Penrose’s hypothesis is controversial. Most cosmologists understand the universe as an existing steady-state. They raise important questions about Penrose’s findings and hypotheses. They cite known mechanisms for the presence of the circular anomalies, like colliding black holes. They also raise questions about changes in mass and energy from one universe to the next.

Still, there is something deeply Pagan about Penrose’s cosmology and perhaps even something comforting. Some of our most basic beliefs and practices seem to echo that cosmological understanding of destruction and recreation. We hear stories of deities sacrificing themselves and experiencing a rebirth. Our own Wheel of the Year itself is a universal echo of death and rebirth.

Scientists rarely mix science and theology. Penrose is no different, but he still entertains the topics in his October 7, 2020 interview above with Closer to the Truth.

Penrose did similarly in the 1991 film, A Brief History of Time, about the life and work of Dr .stephen Hawking.
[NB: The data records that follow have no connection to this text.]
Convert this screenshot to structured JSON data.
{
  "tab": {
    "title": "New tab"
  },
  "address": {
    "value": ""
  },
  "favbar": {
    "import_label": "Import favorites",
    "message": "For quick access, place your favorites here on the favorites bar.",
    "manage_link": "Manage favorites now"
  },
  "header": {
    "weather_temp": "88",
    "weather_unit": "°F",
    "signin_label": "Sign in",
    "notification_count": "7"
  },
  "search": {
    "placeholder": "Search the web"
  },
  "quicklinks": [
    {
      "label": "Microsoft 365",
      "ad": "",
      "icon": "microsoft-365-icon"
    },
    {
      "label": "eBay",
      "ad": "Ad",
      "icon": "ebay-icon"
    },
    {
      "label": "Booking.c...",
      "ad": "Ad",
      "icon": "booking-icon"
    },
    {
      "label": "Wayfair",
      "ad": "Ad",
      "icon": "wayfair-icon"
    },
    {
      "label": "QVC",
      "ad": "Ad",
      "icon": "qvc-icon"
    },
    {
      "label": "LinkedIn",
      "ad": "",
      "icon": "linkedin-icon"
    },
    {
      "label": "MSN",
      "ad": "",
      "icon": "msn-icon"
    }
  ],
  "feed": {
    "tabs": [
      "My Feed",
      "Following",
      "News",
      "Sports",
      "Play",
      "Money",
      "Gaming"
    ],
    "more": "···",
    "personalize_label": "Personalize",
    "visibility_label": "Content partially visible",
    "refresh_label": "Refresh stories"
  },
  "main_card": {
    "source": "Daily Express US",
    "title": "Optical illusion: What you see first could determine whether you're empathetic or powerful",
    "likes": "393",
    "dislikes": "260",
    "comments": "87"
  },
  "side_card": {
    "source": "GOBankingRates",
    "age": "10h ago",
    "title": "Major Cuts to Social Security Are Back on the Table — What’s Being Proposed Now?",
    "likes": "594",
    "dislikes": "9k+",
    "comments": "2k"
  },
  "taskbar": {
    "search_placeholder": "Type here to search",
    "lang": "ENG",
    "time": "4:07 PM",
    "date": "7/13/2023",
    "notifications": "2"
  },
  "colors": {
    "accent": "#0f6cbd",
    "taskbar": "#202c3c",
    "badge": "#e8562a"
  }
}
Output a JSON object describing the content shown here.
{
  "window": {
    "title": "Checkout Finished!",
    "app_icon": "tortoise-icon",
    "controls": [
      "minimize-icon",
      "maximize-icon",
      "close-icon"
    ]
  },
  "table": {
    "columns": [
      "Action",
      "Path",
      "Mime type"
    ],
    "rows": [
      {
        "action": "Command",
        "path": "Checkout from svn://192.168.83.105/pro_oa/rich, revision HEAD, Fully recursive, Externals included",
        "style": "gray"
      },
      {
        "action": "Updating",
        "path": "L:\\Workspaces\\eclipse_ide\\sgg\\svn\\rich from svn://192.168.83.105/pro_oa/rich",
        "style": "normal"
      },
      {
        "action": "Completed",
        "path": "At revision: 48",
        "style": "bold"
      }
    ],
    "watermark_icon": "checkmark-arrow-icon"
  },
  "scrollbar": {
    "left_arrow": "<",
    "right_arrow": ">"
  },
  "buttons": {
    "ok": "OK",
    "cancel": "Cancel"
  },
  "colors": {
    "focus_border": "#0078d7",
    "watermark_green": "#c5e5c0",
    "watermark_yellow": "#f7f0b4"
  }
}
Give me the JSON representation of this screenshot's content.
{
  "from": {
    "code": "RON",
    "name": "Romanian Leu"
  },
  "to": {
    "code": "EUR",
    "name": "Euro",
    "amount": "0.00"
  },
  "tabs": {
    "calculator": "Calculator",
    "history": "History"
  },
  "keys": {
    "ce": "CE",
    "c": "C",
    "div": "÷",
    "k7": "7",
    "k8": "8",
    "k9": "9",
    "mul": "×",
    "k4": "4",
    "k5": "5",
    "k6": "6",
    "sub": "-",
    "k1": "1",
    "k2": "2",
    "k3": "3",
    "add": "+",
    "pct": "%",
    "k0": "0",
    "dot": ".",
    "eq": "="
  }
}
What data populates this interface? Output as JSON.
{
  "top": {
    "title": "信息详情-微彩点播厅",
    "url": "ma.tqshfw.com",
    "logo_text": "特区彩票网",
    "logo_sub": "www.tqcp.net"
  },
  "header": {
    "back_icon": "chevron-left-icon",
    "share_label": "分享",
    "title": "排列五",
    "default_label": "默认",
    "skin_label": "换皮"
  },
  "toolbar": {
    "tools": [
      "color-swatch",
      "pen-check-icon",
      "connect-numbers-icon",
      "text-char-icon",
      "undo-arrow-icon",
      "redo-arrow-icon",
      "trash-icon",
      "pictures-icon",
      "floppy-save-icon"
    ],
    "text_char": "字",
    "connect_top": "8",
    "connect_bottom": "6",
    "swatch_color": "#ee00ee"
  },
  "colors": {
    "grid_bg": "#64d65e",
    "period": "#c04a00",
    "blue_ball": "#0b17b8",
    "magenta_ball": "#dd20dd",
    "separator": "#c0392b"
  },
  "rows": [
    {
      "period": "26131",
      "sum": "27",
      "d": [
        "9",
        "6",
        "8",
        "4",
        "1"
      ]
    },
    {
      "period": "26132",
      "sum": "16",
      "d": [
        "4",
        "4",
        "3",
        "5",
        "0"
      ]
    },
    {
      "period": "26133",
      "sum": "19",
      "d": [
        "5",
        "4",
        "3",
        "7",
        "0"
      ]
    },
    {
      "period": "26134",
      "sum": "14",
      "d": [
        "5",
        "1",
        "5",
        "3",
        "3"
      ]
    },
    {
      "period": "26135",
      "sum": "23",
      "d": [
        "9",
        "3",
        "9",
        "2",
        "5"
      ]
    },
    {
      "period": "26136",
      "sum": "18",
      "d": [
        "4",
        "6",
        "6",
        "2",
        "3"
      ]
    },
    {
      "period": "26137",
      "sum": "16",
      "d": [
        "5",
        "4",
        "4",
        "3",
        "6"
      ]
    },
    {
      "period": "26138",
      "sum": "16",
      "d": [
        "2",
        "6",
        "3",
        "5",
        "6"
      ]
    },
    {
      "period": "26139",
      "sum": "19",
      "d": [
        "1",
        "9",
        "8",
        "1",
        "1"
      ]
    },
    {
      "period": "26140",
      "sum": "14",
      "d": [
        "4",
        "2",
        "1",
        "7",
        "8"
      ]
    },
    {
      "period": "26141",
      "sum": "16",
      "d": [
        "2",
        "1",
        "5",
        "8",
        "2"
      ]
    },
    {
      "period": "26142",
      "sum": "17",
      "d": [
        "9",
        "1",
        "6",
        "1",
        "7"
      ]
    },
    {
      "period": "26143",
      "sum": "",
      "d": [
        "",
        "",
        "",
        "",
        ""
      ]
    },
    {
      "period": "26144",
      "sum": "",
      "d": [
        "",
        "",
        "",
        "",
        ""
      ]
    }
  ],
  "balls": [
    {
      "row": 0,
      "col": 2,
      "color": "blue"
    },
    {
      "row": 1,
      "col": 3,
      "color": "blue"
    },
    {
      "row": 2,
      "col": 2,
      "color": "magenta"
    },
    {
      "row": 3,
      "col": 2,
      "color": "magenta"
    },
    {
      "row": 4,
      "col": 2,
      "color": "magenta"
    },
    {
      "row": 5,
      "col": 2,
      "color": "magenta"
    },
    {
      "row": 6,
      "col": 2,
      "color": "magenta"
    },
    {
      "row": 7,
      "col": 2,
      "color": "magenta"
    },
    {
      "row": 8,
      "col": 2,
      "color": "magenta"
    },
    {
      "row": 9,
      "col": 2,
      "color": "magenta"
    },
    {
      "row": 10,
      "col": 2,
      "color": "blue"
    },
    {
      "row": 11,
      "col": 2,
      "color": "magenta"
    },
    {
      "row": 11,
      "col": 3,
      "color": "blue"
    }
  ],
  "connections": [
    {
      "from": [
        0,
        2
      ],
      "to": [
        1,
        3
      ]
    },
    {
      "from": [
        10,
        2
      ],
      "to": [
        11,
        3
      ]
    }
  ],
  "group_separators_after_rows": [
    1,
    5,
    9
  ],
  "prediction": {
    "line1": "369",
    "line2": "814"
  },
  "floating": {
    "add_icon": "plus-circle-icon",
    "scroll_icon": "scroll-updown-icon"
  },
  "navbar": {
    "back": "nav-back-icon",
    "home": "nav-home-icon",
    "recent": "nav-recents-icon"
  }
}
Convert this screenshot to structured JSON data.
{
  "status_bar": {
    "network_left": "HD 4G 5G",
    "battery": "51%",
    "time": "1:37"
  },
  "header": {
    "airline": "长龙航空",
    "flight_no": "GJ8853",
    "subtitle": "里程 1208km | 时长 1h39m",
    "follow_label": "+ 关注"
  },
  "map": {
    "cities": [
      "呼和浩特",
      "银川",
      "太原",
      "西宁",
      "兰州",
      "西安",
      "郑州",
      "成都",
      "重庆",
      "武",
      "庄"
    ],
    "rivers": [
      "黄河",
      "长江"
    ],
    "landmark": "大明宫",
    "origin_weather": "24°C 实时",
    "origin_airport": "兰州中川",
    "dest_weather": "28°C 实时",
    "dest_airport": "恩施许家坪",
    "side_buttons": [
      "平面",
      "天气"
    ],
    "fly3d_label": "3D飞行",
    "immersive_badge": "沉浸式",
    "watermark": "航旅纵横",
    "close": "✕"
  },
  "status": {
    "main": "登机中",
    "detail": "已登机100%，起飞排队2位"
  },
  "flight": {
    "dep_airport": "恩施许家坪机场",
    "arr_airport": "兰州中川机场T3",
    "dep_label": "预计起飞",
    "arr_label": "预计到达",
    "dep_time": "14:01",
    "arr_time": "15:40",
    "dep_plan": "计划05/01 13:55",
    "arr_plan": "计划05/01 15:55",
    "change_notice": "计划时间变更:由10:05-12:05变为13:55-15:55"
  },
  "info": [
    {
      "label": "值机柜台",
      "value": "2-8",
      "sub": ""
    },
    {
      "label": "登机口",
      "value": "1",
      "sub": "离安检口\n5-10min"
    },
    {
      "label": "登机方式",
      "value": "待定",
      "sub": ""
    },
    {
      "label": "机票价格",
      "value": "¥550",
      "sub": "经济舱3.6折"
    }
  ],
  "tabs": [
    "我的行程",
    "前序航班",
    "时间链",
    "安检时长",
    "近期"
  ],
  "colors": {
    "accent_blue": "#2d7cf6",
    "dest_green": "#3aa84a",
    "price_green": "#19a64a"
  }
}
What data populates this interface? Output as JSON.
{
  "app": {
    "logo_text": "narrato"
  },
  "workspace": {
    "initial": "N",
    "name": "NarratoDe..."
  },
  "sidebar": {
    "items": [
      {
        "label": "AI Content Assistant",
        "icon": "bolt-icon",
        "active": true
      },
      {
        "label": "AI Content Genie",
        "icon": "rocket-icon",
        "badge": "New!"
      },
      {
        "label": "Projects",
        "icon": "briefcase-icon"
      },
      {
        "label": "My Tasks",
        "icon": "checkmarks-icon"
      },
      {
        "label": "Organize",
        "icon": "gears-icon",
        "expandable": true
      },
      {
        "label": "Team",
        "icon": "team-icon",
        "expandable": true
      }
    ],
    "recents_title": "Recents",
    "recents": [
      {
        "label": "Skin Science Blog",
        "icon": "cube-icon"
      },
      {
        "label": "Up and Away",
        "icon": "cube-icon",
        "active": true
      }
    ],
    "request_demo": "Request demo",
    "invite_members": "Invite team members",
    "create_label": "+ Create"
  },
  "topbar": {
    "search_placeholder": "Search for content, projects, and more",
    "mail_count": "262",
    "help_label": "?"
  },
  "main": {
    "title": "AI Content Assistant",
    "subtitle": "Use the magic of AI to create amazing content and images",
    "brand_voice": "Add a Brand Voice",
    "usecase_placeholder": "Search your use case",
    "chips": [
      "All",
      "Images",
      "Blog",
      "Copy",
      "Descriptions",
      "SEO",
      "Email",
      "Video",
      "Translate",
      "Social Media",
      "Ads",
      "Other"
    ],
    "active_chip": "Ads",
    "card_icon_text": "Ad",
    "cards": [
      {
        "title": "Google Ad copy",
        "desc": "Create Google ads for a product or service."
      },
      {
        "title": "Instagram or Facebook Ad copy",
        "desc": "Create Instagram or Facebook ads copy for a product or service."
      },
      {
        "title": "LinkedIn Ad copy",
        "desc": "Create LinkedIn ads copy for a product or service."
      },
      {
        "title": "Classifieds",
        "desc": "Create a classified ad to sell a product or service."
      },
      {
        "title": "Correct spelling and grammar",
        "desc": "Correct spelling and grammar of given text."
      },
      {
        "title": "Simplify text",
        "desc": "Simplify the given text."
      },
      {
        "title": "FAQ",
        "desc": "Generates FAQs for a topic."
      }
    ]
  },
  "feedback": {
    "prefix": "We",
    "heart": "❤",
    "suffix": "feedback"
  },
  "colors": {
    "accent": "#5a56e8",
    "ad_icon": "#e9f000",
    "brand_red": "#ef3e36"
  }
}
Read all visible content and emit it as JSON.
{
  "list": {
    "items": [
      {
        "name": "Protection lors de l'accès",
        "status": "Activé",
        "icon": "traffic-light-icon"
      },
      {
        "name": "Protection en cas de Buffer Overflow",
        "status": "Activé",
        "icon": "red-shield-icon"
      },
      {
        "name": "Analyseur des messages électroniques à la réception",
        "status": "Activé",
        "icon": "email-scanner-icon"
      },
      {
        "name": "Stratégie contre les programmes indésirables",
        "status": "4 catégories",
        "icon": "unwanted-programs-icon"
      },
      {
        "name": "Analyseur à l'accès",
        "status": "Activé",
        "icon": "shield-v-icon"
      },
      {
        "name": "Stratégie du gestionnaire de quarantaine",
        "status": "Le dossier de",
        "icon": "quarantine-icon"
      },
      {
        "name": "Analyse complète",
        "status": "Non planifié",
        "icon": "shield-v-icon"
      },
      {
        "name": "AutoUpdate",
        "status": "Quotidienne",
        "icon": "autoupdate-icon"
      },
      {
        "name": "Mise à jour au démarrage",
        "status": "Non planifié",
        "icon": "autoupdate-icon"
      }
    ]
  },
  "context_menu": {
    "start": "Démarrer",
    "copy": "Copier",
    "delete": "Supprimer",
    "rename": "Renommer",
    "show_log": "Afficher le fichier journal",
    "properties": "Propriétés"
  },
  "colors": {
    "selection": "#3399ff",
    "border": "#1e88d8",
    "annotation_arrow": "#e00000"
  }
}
Penrose said, “I think I would say that the universe has a purpose, it’s not somehow just there by chance … some people, I think, take the view that the universe is just there and it runs along – it’s a bit like it just sort of computes, and we happen somehow by accident to find ourselves in this thing. But I don’t think that’s a very fruitful or helpful way of looking at the universe, I think that there is something much deeper about it.”

Indeed, there is a Pagan insight that computes: we are part of a universal story of a great succession from creation to destruction to recreation sustained through eternity, cycling between infinity and zero, simply and exquisitely in balance.